Book Title: Risk, Resilience, Inequality and Environmental Law

Editor(s): Hutter, M. Bridget

Publisher: Edward Elgar Publishing

ISBN (hard cover): 9781785363795

Section: Chapter 7

Section Title: New environmental governance: adaptation, resilience and law

Author(s): Holley, Cameron; Sofronova, Ekaterina

Number of pages: 18

Abstract/Description:

This chapter critically examines the new environmental governance, a novel innovation in legal thinking and practice that offers a pathway for operationalising resilience. New governance relies heavily upon participatory dialogue and deliberation, flexibility, inclusiveness, multi-level and integrated approaches, knowledge generation and processes of learning and adaptation.

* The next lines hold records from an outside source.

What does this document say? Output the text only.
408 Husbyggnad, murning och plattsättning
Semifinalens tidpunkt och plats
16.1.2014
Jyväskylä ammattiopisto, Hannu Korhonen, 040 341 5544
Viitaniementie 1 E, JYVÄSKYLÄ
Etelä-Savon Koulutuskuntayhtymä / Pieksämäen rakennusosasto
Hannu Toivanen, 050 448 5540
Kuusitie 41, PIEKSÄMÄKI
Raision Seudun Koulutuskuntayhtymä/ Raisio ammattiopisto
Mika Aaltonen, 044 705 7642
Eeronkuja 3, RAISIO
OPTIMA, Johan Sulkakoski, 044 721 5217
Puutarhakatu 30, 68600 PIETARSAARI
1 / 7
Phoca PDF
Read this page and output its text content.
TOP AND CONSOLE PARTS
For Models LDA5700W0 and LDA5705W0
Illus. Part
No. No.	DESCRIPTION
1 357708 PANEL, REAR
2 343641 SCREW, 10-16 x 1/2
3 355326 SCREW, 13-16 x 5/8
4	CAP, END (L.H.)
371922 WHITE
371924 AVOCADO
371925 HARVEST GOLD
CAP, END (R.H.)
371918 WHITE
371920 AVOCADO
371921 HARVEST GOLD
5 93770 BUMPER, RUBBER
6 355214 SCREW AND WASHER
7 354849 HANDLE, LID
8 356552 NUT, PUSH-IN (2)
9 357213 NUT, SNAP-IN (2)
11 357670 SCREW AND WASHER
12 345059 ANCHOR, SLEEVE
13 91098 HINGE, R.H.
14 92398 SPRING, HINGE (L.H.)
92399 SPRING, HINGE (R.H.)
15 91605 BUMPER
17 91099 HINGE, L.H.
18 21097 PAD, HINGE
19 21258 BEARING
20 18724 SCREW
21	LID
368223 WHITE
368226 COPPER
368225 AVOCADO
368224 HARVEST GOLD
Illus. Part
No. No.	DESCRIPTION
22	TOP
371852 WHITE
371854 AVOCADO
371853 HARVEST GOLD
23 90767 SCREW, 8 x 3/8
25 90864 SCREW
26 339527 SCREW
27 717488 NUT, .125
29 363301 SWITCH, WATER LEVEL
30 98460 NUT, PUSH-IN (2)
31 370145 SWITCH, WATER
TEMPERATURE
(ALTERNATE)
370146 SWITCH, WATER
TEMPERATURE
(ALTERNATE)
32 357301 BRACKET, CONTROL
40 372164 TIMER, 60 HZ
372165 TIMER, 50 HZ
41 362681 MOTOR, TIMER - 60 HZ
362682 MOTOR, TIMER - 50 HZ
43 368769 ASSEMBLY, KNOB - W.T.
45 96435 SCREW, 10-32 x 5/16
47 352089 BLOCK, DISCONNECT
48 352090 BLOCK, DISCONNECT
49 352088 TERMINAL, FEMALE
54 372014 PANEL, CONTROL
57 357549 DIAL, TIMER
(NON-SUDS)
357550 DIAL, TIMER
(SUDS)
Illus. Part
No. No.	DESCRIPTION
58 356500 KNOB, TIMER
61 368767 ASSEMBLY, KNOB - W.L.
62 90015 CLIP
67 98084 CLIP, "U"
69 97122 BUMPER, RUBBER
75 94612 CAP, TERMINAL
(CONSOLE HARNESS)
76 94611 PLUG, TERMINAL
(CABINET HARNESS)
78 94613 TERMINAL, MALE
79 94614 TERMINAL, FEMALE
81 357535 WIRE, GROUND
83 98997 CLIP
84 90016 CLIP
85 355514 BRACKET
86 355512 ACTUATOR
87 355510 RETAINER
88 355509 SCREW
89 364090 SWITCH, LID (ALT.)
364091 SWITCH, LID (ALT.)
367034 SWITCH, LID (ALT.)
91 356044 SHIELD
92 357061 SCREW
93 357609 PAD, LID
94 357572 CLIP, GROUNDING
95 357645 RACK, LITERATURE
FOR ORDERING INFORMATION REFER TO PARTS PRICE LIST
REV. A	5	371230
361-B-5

These features enable new governance to addresses many of the critical challenges demanded by resilience theory, because it explicitly seeks to allow different scopes of risk to be managed at different levels and engages a larger number of actors to facilitate experimentation and learning in the face of uncertainty. This chapter highlights the contours of the new environmental governance, its growth as a new form of legal jurisprudence, its relationship to broader resilience thinking and its position as an approach that can administer and operationalise resilience. The advantages of new governance and its limits for adaptively managing change in social and ecological systems are examined in detail. The analysis reveals that although new governance holds significant promise, it has often struggled to fulfil its adaptive and flexible aspirations and overcome barriers of unequal power and resources. It concludes by setting out emerging issues for understanding and reforming new environmental governance and its approach to managing resilience.